1 aydır kadıköye bile inmedim, iş ev, ev iş denilen şahane kombinasyonu uyguladım..bayramda ankaradaydım tabii, ama bu kadıköye inmediğim gerçeğini değiştirmiyor..bunu niye söyledim, jordiyi bugün bostancı iskeleye bıraktım ki, benim evime çok yakın..sahilde herkes vardı. vardı derken hakkaten vardı, insanlar bedeninin yanında ruhunu da yanlarında taşımayı becermişlerdi, yani hayat devam ediyordu, bu çok açık olarak yüzüme vuruldu benim sahilde.artık dışarı çıkmam, inimi terketme vaktim gelmiş, sen geçmişi düşünürken, geçmiş, geçmişine geçmiş katıp geçiyor,,sen geçmişindeki insanların di'li geçmiş zamanından miş'li geçmiş zamanına terfi ediyorsun.onlar hala senin şimdiki zamanındayken..

hayatımda yapmadığım bir şeydir, iki hafta evde durmak..haftasonu çalıştım belki ama bu bahane değil, çıkacaksın arkadaş, hiç vaktin yoksa sahilde iki bira içip döneceksin evine. bu dört duvar arası sana iyi gelmiyor işte anla artık bunu!

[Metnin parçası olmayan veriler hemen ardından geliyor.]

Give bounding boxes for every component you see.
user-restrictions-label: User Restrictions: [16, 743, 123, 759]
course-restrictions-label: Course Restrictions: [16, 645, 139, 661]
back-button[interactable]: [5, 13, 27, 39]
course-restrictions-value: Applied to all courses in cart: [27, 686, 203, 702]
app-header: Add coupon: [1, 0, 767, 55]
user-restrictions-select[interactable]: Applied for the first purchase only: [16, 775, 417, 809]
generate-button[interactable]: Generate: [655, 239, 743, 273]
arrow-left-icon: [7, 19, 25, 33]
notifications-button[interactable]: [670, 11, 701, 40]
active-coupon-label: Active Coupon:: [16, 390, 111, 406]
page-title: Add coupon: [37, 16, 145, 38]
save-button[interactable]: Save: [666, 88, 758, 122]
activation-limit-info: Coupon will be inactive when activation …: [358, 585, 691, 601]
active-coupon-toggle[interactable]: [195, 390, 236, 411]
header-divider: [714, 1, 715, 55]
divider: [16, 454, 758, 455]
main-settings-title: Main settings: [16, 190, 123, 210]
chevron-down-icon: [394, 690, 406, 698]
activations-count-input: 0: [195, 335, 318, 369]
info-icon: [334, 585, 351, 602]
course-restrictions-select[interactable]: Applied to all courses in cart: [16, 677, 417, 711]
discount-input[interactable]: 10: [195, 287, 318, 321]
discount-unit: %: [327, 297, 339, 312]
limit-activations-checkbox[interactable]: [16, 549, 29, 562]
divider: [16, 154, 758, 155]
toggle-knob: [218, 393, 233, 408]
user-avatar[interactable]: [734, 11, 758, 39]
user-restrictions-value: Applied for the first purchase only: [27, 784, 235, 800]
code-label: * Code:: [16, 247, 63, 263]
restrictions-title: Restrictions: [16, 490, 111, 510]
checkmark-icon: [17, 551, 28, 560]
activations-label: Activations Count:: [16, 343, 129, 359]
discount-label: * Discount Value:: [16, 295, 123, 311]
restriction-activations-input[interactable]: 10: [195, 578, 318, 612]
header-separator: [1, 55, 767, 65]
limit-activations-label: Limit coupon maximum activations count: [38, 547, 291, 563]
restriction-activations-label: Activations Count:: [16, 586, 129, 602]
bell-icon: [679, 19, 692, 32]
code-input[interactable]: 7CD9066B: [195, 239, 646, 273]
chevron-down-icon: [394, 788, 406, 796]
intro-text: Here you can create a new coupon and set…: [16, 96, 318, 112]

yarın bandista konserine gideceğim, babylon'u yakacağım, barikata katılacağım, uyanışım olacak bu benim belki de!hiç bir bok olmasına gerek yok, sokakta olmak yeter, askerde en çok bunu özlemiştim, hava karardığında sokakta olmayı!şimdi bunu kendim sağlıyorum, erlerine insan olmayı yasak eden bir subay gibi..

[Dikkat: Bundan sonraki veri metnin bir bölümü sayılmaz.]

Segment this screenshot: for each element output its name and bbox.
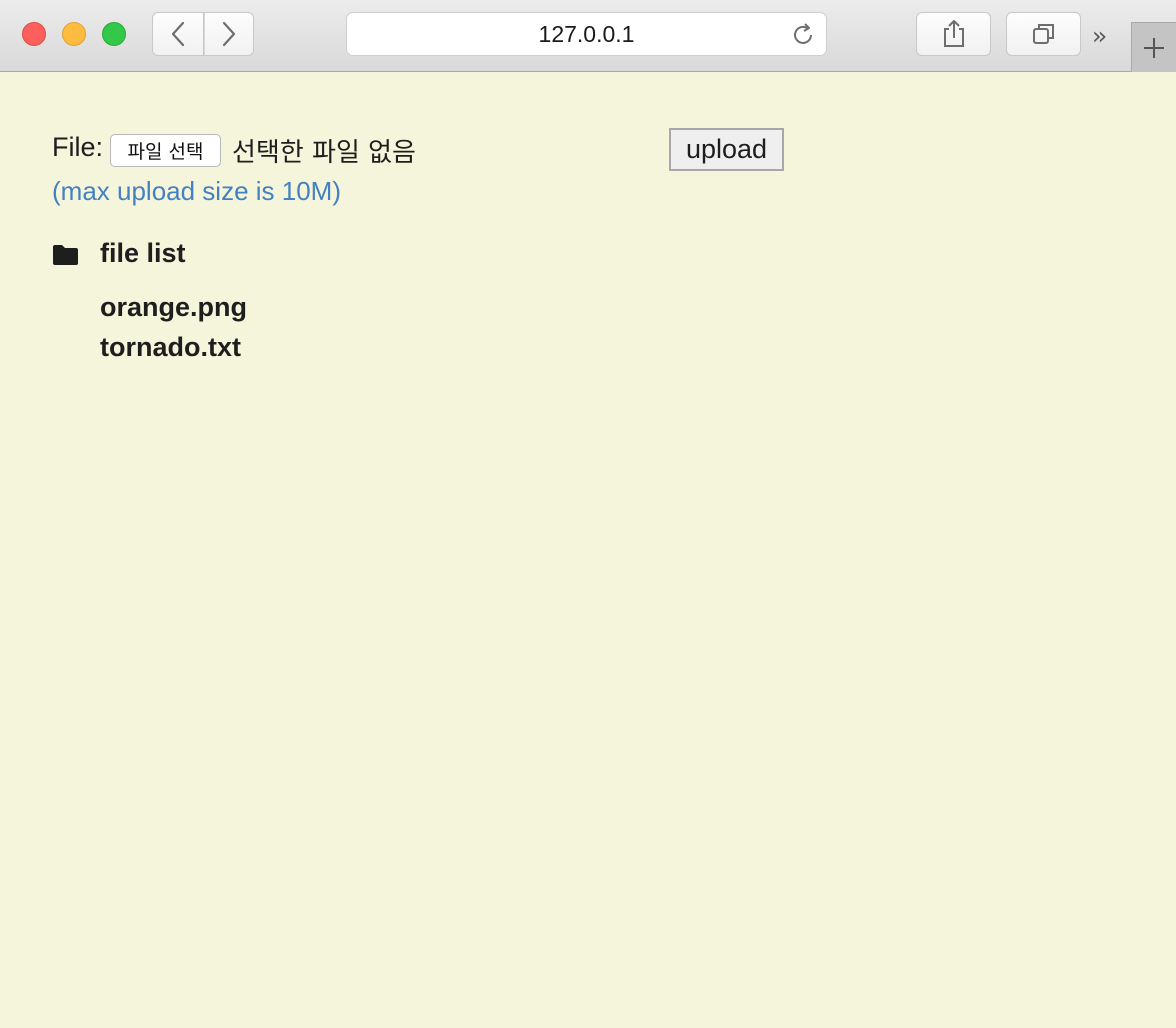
chevron-left-icon (171, 21, 185, 47)
file-list-title: file list (100, 238, 186, 268)
share-button[interactable] (916, 12, 991, 56)
back-button[interactable] (152, 12, 204, 56)
browser-toolbar: 127.0.0.1 ›› (0, 0, 1176, 72)
folder-icon (53, 245, 78, 265)
close-window-button[interactable] (22, 22, 46, 46)
plus-icon (1144, 37, 1164, 58)
choose-file-button[interactable]: 파일 선택 (110, 134, 221, 167)
no-file-selected-text: 선택한 파일 없음 (232, 138, 416, 168)
max-upload-size-note: (max upload size is 10M) (52, 176, 341, 206)
minimize-window-button[interactable] (62, 22, 86, 46)
double-chevron-right-icon[interactable]: ›› (1092, 22, 1107, 50)
file-list: orange.png tornado.txt (100, 290, 247, 370)
url-text: 127.0.0.1 (538, 20, 635, 47)
file-link-orange[interactable]: orange.png (100, 290, 247, 330)
reload-icon[interactable] (790, 22, 816, 48)
chevron-right-icon (222, 21, 236, 47)
file-label: File: (52, 132, 104, 162)
share-icon (943, 20, 964, 47)
upload-button[interactable]: upload (669, 128, 784, 171)
maximize-window-button[interactable] (102, 22, 126, 46)
address-bar[interactable]: 127.0.0.1 (346, 12, 827, 56)
tabs-overview-icon (1032, 24, 1054, 44)
file-link-tornado[interactable]: tornado.txt (100, 330, 247, 370)
new-tab-button[interactable] (1131, 22, 1176, 72)
forward-button[interactable] (204, 12, 254, 56)
tabs-overview-button[interactable] (1006, 12, 1081, 56)
upload-form: File: 파일 선택 선택한 파일 없음 upload (52, 128, 792, 171)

sahilden gelince çok içesim geldi, 4 adet bira alıp eve geldim, beşiktaşın maçını izledim, azıcık keyiflendim, şimdi de son biramı içip, sanal sosyaller gibi bloğuma yazı yazıyorum. manasız, luzumsuz şeyler.. ama söyleyemiyorum ki kimseye bir şeyler..

en son bandista konserinde bir sevgili yapmıştım kendime, aşık olmadığım ama yokluğunda da ağladığım. en azından yokluğunda ağlayacağım birileri yaratmalıyım kendime, gerçek olmasına gerek yok, gerçekten ağlamama hiç gerek yok, en azından dışardan ağladığım sanılsın yeter..ne kadar saçma sapan bir düşünce biliyorum ama gittikçe yükselen haller içindeyim işte.

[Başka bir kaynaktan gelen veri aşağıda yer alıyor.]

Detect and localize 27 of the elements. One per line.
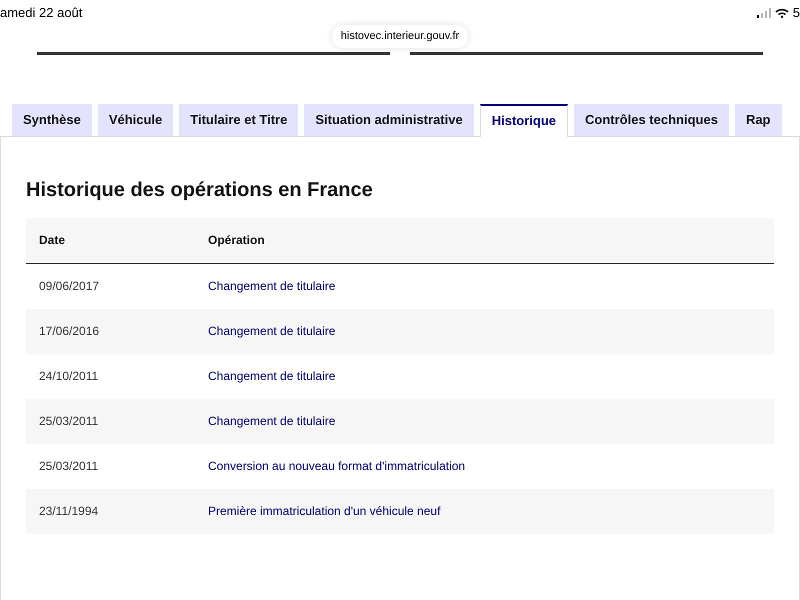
- tab[interactable]: Synthèse: [12, 104, 92, 136]
- url-address[interactable]: histovec.interieur.gouv.fr: [332, 25, 468, 48]
- status-date: amedi 22 août: [0, 4, 82, 22]
- date-cell-text: 25/03/2011: [38, 458, 100, 475]
- date-cell-text: 25/03/2011: [38, 413, 100, 430]
- date-cell-text: 23/11/1994: [38, 503, 100, 520]
- operation-link[interactable]: Conversion au nouveau format d'immatriculation: [208, 457, 466, 475]
- operation-link[interactable]: Changement de titulaire: [208, 412, 336, 430]
- tab[interactable]: Titulaire et Titre: [179, 104, 298, 136]
- signal-icon: [756, 8, 771, 18]
- tab[interactable]: Historique: [480, 104, 568, 136]
- wifi-icon: [774, 8, 789, 18]
- operation-link[interactable]: Changement de titulaire: [208, 322, 336, 340]
- operation-link[interactable]: Changement de titulaire: [208, 367, 336, 385]
- operation-link[interactable]: Changement de titulaire: [208, 277, 336, 295]
- section-title: Historique des opérations en France: [26, 178, 374, 202]
- tab[interactable]: Rap: [734, 104, 782, 136]
- date-cell-text: 17/06/2016: [38, 323, 100, 340]
- tab[interactable]: Véhicule: [98, 104, 174, 136]
- tab[interactable]: Contrôles techniques: [574, 104, 729, 136]
- column-header: Opération: [208, 232, 265, 249]
- tab[interactable]: Situation administrative: [304, 104, 474, 136]
- operation-link[interactable]: Première immatriculation d'un véhicule neuf: [208, 502, 440, 520]
- date-cell-text: 09/06/2017: [38, 278, 100, 295]
- battery-level: 5: [792, 4, 800, 22]
- date-cell-text: 24/10/2011: [38, 368, 100, 385]
- column-header: Date: [38, 232, 66, 249]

belki de en güzeli böyle..

13.09.2011

normal

hayat bazen fazla normal.. rahatsız edici derecede, hastalıklı bir normallik ama bu.."normal" insanlarla karşılaşmaya, mecburen iki çift laf etmeye başladıktan sonra başladı bu normallik. askere gittiğim zamana tekabul eder bu hayatın normalleşme süreci. hayatında hiç bir araya gelmeyeceğim insanlarla " kader" arkadaşlığı yapmaya başladığım zamana. ve tekrar çıkmadı hayatımdan, sanırım çıkmayacak da artık.. her şey için geç.. elimdeki bir çift zarın bir tanesini atmışım zamanında, haberim bile yoktu attığımdan oysa! bir tane daha var, onun kıymetini iyi biliyorum ama, o kadar iyi biliyorum ki hiç bir zaman atamayacak kadar hem de..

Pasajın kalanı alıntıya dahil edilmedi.